City of Schenectady ex rel. Coker v. McCall

Mikoll, J. (dissenting). I respectfully dissent.

Unlike the classic conflict in medical opinion on the question of a petitioner’s total disability from work-related accidents, the resolution of which the court leaves to respondent (see, Matter of Cole v McCall, 231 AD2d 775), we are confronted in this matter by a different situation. Respondent, in rejecting the claim for disability retirement, based his determination on the opinion of Neil Lava, a neurologist who found no disability of Kevin J. Coker based on neurological grounds only. Petitioner’s own physician, Anthony Guidarelli, and the City of Schenectady’s police physician, Dominic Belmonte, on the other hand, concluded that Coker was totally and permanently disabled based on orthopedic abnormalities. They found that Coker had permanent alterations in his spine resulting in limited function of the neck, back, both arms and legs, which prevented him from performing the duties of a police officer. Respondent’s decision, crediting the opinion of Lava as opposed to the opinions of Belmonte and Guidarelli, found the latter two opinions to be based on petitioner’s “self-serving claims of subjective symptoms”.

*712Respondent’s determination should be annulled in that it is not supported by substantial evidence and is further compromised by the Hearing Officer’s evidentiary rulings. Addressing first the adequacy of the medical opinion on which the respondent’s determination is based, it is to be noted that Lava conducted a limited physical examination of Coker, of some 45 minutes in duration. It was limited to a neurological evaluation. Lava found Coker to be “neurologically normal”. He, however, candidly admitted the limitations of the examination, indicating that he focused only on his own field of expertise. Lava admitted that he was not competent to comment on whether Coker was disabled from an orthopedic or neurosurgical point of view. Revealingly, he testified that his own limited examination was based on a myelogram conducted in either 1988 or 1991 (he was not permitted by the Retirement System to use such technique to verify Coker’s current situation). Lava testified that no “definite” nerve root impingement was revealed in the test. He verified, however, that various MRIs conducted on Coker indicated diffuse bulging discs in his lumbar area at L3-4 to L5-S1 and the presence of osteophytes (bony outgrowths) at multiple levels in the cervical spine and a slight compression on the ventral sac. It is these manifestations of objective evidence of disability identified by Lava which were relied on by Guidarelli and Belmonte in finding Coker totally disabled and that his disability was work related. Contrary to respondent’s unsubstantiated conclusion that Coker’s complaints were largely subjective, the record discloses to the contrary, that is, that Coker’s complaints were objectively verifiable. The testimony of Lava was inadequate to support respondent’s determination.

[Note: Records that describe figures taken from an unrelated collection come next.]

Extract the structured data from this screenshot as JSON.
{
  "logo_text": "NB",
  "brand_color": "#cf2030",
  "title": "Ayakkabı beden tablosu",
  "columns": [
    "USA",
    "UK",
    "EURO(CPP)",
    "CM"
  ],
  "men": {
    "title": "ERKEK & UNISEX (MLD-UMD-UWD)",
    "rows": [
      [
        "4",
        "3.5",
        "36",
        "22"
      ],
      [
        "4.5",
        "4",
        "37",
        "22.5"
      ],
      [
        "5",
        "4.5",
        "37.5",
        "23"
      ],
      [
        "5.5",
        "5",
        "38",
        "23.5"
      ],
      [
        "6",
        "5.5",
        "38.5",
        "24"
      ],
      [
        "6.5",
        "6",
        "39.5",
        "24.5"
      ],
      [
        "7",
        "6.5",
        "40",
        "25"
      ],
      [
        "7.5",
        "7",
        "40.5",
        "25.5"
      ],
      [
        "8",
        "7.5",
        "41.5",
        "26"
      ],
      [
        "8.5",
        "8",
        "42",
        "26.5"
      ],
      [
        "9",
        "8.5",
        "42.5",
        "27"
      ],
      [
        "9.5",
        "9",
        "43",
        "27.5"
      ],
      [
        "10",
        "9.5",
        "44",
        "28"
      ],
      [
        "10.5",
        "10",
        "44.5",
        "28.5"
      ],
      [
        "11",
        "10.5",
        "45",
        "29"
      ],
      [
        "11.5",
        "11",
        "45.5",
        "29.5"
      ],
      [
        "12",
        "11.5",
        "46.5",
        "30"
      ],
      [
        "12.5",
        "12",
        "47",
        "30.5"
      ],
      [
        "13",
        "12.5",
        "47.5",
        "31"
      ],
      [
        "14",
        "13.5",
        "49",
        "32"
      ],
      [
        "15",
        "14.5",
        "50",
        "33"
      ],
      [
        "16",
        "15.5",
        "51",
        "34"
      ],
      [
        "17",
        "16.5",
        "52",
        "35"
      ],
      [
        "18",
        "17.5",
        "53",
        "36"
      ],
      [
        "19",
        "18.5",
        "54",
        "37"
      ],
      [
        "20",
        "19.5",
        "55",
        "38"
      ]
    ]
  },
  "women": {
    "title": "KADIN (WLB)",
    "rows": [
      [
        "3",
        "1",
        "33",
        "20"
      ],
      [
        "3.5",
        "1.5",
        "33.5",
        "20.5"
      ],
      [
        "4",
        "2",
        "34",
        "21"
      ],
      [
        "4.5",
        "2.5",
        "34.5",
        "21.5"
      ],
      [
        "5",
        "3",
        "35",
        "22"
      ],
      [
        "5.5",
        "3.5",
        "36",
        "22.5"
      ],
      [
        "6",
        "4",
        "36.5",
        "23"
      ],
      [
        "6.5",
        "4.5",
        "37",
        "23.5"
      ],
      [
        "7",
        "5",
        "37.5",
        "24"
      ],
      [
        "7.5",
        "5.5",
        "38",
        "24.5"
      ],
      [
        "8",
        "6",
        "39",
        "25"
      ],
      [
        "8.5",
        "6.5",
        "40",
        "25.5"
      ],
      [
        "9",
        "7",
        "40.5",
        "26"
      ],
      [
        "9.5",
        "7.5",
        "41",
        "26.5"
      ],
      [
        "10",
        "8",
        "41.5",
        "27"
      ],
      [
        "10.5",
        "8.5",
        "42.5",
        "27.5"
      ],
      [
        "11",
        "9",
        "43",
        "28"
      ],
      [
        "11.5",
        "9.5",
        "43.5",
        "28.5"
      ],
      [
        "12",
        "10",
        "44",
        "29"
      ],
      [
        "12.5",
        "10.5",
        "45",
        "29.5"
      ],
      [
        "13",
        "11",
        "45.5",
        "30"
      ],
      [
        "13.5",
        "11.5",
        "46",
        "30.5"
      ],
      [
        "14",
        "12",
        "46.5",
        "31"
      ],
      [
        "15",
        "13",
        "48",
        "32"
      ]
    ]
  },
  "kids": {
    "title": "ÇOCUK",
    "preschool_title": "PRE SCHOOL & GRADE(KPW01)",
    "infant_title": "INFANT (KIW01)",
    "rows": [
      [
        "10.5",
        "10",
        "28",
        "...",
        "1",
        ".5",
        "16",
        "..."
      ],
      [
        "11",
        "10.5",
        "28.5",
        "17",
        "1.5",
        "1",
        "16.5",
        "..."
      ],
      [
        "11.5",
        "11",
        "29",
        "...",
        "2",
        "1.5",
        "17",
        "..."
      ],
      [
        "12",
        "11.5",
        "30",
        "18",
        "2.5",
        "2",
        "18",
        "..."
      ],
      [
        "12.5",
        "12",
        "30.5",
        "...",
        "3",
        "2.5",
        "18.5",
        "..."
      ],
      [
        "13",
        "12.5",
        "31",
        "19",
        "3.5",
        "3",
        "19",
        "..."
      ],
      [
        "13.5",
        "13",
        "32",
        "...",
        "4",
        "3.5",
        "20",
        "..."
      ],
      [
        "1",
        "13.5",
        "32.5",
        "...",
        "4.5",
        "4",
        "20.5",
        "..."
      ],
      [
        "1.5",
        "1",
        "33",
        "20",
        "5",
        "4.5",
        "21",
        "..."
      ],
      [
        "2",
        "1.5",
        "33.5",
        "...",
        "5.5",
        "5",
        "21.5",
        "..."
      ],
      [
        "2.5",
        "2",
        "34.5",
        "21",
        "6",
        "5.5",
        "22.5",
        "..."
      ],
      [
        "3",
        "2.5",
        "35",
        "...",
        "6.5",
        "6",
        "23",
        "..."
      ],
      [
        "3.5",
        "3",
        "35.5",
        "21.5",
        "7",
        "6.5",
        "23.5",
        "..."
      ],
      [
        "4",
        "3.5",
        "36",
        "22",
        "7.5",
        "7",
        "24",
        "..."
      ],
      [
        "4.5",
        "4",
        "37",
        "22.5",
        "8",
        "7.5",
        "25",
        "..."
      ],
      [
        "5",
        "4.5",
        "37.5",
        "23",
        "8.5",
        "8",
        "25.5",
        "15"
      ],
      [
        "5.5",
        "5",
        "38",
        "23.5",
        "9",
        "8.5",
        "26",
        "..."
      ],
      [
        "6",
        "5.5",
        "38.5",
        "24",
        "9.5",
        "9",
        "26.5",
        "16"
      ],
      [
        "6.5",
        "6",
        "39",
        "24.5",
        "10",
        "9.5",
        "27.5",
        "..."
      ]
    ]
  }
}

Finally, I find that the evidentiary rulings of the Hearing Officer impaired Coker’s right to a fair hearing. Lava testified that he used the report of Daniel Silverman, a neurologist, together with other medical reports, to come to his evaluation of no neurological deficit. When petitioner was foreclosed from cross-examining Lava regarding the accuracy of his assumptions by use of Silverman’s report, Coker’s request to call Silverman in rebuttal was denied by the Hearing Officer. A fundamental requirement of a fair trial includes an opportunity to offer rebuttal. Though in administrative hearings technical rules of evidence need not be met, no essential element of a fair trial can be dispensed with (see, Matter of Sowa v Looney, 23 NY2d 329). In view of the fact that Coker was claiming disability based on orthopedic problems, the interjection by respondent of a neurological basis in disproving disability should have entitled petitioner to address the issue by rebuttal evi*713dence (see generally, Mater of Simpson v Wolansky, 38 NY2d 391, 395).

Accordingly, I would annul and remit for further consideration of petitioner’s application.

Adjudged that the determination is confirmed, without costs, and petition dismissed.